CROWDS AND MACHINES - CHAPTER VI
THE IMAGINATION OF CROWDS
The modern imagination takes, speaking
roughly, three characteristic forms:
1. Imagination about the unseen
or intangible-the spiritual-as
especially typified in electricity, in the wireless
telegraph, the aeroplane: a new and extraordinary
sense of the invisible and the unproved as an energy
to be used and reckoned with.
2. Imagination about the future-a
new and extraordinary sense of what is going to happen
next in the world.
3. Imagination about people.
We are not only inventing new machines, but our new
machines have turned upon us and are creating new men.
The telephone changes the structure of the brain.
Men live in wider distances, and think in larger figures,
and become eligible to nobler and wider motives.

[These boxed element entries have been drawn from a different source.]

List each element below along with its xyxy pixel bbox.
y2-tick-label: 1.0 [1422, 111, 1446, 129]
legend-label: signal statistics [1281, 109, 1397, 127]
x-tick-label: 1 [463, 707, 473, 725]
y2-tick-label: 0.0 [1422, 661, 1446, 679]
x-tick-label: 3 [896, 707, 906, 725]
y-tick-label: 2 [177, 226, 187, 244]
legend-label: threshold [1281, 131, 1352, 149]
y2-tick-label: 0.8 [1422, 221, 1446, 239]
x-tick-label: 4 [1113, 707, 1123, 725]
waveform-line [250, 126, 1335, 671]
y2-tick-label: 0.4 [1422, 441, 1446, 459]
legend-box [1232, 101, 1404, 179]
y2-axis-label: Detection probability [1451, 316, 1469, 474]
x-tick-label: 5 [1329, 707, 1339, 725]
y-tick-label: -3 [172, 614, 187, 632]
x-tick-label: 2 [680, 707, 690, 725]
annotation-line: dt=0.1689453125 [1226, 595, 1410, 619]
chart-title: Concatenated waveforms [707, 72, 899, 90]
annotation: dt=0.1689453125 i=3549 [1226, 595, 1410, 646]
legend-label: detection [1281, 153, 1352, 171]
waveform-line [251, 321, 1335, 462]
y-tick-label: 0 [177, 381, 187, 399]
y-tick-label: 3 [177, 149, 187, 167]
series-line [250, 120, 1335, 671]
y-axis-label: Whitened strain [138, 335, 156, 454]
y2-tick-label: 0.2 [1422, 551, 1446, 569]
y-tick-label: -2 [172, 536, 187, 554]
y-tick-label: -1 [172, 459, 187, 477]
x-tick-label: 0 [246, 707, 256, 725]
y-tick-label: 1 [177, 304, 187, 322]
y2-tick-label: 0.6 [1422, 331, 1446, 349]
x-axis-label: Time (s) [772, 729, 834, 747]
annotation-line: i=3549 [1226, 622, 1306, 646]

Imagination about the unseen is going
to give us in an incredible degree the mastery of
the spirit over matter.
Imagination about the future is going
to make the next few hundred years an organic part
of every man’s life to-day.
The imagination of men about themselves
and other people is going to give us a race of men
with new motives; or, to put it differently, it is
going to give us not only new sizes but new kinds of
men. People are going to achieve impossibilities
in goodness, and our inventions in human nature are
going to keep up with our other inventions.